While the existing Forest Code, was based on the best available science at the time, these current amendments were passed without any input from scientists. The Brazilian Academy of Sciences (ABC) and the Brazilian Society for the Advancement of Science (SBPC) (think NAS and AAAS) highlighted this in their report, “The Forestry Code and Science: Contributions for Dialogue.”
As they point out, science indicates that such drastic revisions of the code are unnecessary and harmful. Countless studies demonstrate the ecological, meteorological, and climatic advantages of conserving Brazil’s natural ecosystems. Additionally, some evidence indicates that extensive clearing of the Amazon could dramatically reduce the rainfall and pollinator populations that are necessary to maintain Brazil as an agricultural powerhouse. Further, recent advances in agricultural technology means there are a number of steps Brazil can take to increase agricultural production without expanding onto new land.

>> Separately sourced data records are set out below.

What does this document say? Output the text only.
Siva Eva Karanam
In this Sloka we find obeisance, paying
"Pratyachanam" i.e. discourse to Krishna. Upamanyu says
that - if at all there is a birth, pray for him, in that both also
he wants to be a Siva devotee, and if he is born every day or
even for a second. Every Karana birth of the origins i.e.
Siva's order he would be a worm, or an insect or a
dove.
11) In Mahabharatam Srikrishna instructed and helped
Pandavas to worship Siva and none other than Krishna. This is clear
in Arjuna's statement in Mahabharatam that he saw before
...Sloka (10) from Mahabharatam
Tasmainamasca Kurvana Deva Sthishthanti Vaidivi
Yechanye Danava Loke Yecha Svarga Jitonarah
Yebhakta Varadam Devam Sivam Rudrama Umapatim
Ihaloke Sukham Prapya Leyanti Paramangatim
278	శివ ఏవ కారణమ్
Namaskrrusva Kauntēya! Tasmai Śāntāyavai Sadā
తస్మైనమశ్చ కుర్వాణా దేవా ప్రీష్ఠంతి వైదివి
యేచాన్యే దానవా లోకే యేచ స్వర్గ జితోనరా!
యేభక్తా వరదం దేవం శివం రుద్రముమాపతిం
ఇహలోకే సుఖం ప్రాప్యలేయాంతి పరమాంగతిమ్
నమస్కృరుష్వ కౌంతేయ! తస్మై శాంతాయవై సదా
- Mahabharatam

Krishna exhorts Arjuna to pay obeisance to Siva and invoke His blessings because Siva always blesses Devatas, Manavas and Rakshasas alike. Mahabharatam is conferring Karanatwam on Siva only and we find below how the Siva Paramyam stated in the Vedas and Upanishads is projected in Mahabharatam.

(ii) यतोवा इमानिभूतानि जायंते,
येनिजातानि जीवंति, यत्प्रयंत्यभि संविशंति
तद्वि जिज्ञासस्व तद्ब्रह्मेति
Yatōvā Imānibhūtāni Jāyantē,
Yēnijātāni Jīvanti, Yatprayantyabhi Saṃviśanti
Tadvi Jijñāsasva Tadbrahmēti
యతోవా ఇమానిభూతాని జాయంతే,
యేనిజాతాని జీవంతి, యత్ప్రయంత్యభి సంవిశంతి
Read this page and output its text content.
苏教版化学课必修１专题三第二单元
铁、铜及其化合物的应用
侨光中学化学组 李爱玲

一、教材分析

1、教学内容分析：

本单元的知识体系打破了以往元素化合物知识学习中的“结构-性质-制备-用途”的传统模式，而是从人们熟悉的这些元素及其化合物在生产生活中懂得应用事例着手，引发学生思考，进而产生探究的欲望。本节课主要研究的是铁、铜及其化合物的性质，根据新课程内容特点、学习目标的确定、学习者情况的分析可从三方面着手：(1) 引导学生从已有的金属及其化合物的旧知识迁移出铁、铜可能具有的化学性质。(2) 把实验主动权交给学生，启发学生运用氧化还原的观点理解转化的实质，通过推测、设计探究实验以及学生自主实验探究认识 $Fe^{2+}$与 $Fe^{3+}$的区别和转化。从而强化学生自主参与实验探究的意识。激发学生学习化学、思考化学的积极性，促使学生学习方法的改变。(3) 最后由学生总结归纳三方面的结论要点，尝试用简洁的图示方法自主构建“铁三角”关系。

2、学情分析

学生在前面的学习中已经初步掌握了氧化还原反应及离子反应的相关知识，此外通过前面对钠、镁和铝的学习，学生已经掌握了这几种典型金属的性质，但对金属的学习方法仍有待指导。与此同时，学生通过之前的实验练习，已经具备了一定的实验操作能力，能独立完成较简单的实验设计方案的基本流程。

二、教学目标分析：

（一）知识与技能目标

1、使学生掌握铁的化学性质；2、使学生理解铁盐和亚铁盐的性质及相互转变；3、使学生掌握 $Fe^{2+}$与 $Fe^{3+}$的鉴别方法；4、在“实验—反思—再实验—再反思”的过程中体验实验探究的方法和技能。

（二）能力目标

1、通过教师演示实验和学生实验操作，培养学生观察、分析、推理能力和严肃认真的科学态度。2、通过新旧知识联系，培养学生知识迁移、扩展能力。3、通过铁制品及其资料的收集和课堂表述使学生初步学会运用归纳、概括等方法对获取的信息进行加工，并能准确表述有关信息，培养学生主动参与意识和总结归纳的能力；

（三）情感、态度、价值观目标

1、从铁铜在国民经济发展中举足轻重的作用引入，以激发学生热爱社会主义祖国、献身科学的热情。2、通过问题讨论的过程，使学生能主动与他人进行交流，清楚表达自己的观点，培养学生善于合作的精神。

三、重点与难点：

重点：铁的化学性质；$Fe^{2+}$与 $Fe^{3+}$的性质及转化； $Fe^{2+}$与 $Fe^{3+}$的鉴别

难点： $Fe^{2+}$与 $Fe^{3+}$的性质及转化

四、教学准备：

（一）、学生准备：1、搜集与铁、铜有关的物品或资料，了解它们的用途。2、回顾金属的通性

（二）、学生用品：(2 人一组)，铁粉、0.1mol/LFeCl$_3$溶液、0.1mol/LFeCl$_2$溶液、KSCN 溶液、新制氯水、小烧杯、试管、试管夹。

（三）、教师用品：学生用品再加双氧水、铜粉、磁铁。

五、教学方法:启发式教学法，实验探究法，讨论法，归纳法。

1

There has been an outcry from the international science community as well. The Society for Conservation Biology and The Association for Tropical Biology and Conservation released resolutions opposing revisions to the code, but like the other report, these calls were not heeded. Now that the law has passed, groups of scientists and environmental lawyers are calling for President Rousseff to veto the law. A number of groups have also started an online petition calling for a veto, which has already been signed by more than 1.5 million people.
A Necessary Veto
There is no scientific basis for the current revisions to the forest code, and much risk. Brazil is a global leader on reducing carbon emissions (driven by a major reduction in deforestation over the last 6 years), and will soon host the United Nations conference on sustainable development. With the eyes of the world turning to Brazil for environmental leadership, President Rousseff should heed the warnings of thousands of Brazilian and international scientists, uphold her campaign promise, and veto the amendments.